Und dann wäre da noch das Fehlen einer 1968-Bewegung, die in der BRD die Generationen gezwungen hat, sich mit der eigenen Verantwortung im Nationalsozialismus auseinanderzusetzen, sowie das Fehlen einer Aufarbeitung der DDR-Verbrechen – die Distanz zu nationalistischen, autoritären Parteien sei daher geringer.
Die Ost-Strategie der AfD
All dem sind sich die Strategen der AfD bewusst. "Infiltration ist eine bekannte Strategie der Unterwanderung durch rechtsextreme Kräfte", beschreibt Mau das aktive Hineingehen in schwache, zivilgesellschaftliche Strukturen. Wenn ein Verein dank Spenden der AfD weiter bestehen kann oder der Feuerwehrhauptmann Parteimitglied ist, sei es in einer kleinen Gemeinde schwer, sich davon langfristig zu distanzieren. Dabei liege der AfD aber wenig an einer Wiederbelebung des Ostens, so Mau, für sie diene der Osten als Instrumentalisierung: "Ziel ist freilich der gesamtdeutsche Wahlerfolg."
Das Paradoxe dabei, und gleichzeitig stärkste Argument für die These, ist die AfD selbst: einst eine westdeutsche Professorenpartei mit nach wie vor viel westdeutschem Personal, selbst im Osten. Der Thüringer AfD-Chef Höcke ist geboren im verhassten Nordrhein-Westfalen, lebte die meiste Zeit im "Westen".
Vielleicht wie Bayern – und das ist "okay"
Mau plädiert wie so viele für einen Abbau der ökonomischen, unsichtbaren Mauer, die nach wie vor von der Nordgrenze Bayerns bis zur Ostsee verläuft: Ob Vermögensverteilung oder Höhe des Einkommens, Erwerbsquote oder Führungspositionen – der Westen steht in diesen Fragen stets besser als der Osten da. Zudem fordert Mau mehr direkte Partizipationschancen wie Bürgerräte – um jene zu erreichen, die sich von den Parteien nicht abgeholt fühlen.
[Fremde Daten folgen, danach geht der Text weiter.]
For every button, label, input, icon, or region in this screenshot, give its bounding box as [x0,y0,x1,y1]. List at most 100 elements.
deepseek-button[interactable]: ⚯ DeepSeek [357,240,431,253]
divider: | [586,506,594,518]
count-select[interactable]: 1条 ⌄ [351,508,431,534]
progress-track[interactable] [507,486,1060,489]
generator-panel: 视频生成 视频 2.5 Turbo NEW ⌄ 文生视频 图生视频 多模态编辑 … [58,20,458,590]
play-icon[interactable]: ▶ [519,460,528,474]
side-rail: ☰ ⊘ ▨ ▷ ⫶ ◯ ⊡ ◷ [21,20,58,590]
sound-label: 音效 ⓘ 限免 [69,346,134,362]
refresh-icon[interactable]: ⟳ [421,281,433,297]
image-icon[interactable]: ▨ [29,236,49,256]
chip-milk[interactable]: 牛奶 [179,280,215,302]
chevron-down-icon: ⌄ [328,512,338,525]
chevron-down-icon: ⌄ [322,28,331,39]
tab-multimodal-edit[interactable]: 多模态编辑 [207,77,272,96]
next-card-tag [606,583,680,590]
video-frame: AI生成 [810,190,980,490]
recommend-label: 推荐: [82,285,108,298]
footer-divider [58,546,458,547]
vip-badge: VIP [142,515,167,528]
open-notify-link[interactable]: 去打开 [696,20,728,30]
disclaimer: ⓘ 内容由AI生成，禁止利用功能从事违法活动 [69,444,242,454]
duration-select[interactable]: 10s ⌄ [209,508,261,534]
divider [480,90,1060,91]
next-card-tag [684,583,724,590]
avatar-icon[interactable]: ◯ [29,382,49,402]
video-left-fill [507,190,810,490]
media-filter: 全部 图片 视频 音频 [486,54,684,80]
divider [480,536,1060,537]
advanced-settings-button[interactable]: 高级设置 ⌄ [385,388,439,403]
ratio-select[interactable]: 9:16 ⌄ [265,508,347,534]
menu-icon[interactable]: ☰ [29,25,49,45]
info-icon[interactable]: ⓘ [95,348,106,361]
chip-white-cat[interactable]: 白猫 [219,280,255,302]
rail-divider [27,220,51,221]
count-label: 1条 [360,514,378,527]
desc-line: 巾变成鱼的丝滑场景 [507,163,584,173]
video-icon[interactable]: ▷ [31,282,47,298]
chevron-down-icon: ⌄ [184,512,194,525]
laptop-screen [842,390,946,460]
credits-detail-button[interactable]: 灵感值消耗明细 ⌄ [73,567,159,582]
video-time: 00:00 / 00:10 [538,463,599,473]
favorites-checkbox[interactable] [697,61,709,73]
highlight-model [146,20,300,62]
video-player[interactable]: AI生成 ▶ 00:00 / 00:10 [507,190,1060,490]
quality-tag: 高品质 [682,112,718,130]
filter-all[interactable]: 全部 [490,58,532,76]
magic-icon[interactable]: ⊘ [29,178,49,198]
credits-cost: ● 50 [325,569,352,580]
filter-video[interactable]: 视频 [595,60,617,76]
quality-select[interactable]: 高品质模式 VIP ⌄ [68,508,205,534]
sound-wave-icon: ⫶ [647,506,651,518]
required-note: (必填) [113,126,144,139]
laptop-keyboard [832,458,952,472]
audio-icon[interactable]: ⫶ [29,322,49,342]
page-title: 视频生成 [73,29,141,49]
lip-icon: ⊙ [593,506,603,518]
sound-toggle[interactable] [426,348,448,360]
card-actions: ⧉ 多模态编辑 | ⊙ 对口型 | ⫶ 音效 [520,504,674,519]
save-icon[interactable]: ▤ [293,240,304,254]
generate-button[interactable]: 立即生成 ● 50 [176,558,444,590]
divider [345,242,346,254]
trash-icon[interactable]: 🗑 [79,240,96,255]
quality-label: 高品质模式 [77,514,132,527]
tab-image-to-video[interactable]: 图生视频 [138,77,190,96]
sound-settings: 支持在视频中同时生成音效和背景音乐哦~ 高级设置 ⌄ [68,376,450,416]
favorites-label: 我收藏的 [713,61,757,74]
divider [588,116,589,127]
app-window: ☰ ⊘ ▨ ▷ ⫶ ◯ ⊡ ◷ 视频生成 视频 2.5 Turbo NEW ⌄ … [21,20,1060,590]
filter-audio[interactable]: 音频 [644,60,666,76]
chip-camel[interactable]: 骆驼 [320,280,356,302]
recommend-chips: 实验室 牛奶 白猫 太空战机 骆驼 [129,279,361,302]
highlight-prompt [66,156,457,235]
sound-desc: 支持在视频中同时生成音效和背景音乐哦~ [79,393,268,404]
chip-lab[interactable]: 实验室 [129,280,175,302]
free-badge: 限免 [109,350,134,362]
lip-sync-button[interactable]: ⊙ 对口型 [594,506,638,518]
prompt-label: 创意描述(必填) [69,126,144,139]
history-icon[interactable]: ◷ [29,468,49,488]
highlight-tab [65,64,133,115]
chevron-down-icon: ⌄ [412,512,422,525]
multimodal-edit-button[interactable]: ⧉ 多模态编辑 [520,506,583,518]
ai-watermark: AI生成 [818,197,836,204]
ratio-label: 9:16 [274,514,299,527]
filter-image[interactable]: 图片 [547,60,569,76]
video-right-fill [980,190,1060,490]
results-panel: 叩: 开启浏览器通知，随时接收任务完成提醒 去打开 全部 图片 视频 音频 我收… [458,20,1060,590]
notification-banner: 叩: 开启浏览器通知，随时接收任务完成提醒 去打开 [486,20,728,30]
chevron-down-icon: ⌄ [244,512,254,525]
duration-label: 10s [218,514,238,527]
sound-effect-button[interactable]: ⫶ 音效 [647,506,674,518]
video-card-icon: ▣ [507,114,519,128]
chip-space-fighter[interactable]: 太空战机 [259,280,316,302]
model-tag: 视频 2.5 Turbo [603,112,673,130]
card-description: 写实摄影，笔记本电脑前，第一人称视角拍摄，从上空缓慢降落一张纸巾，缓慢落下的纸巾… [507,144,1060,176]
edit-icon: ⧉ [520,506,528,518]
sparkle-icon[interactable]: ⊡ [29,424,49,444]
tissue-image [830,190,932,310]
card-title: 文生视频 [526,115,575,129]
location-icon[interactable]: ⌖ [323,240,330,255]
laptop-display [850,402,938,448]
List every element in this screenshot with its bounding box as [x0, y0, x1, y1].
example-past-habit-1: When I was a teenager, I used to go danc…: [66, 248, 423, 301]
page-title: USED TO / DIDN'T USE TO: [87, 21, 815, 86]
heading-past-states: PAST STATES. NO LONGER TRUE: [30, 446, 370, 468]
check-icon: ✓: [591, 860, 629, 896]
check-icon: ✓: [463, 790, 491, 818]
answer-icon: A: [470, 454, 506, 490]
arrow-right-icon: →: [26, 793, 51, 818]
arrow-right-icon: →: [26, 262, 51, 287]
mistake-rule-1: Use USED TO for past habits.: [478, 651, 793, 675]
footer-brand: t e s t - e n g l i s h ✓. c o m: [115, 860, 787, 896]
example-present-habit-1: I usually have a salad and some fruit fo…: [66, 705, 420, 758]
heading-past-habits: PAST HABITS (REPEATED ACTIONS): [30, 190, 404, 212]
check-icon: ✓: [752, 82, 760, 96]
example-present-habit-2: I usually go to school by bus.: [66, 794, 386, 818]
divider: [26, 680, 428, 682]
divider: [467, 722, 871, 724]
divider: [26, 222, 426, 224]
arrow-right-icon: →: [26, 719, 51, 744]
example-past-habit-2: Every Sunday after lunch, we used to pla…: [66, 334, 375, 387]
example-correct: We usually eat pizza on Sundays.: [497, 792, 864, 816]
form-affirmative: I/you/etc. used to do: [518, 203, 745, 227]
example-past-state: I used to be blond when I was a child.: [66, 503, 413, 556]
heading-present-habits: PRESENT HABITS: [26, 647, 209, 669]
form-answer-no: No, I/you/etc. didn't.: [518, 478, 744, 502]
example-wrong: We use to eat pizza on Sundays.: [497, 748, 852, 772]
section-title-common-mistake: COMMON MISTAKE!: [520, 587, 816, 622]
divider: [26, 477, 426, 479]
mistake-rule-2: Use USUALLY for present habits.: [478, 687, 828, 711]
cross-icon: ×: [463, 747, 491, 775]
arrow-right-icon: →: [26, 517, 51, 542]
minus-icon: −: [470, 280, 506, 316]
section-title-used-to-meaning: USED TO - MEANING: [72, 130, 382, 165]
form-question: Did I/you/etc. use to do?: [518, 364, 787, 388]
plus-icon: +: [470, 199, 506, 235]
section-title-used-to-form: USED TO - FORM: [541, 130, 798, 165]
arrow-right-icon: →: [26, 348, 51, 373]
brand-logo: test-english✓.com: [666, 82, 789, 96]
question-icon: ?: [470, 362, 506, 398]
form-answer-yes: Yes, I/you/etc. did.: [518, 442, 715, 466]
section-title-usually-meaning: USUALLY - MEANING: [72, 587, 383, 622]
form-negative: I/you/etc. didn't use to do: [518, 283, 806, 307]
Denn die größte Wählergruppe sind nach wie vor die Nicht-Wähler.
Gleichzeitig betont Mau, dass "sich kulturelle Prägungen nicht einfach abschütteln lassen." Und das sei okay. "Wir werden uns daran gewöhnen, die Besonderheiten Ostdeutschlands als regionale Eigenarten neben anderen anzuerkennen – siehe Bayern."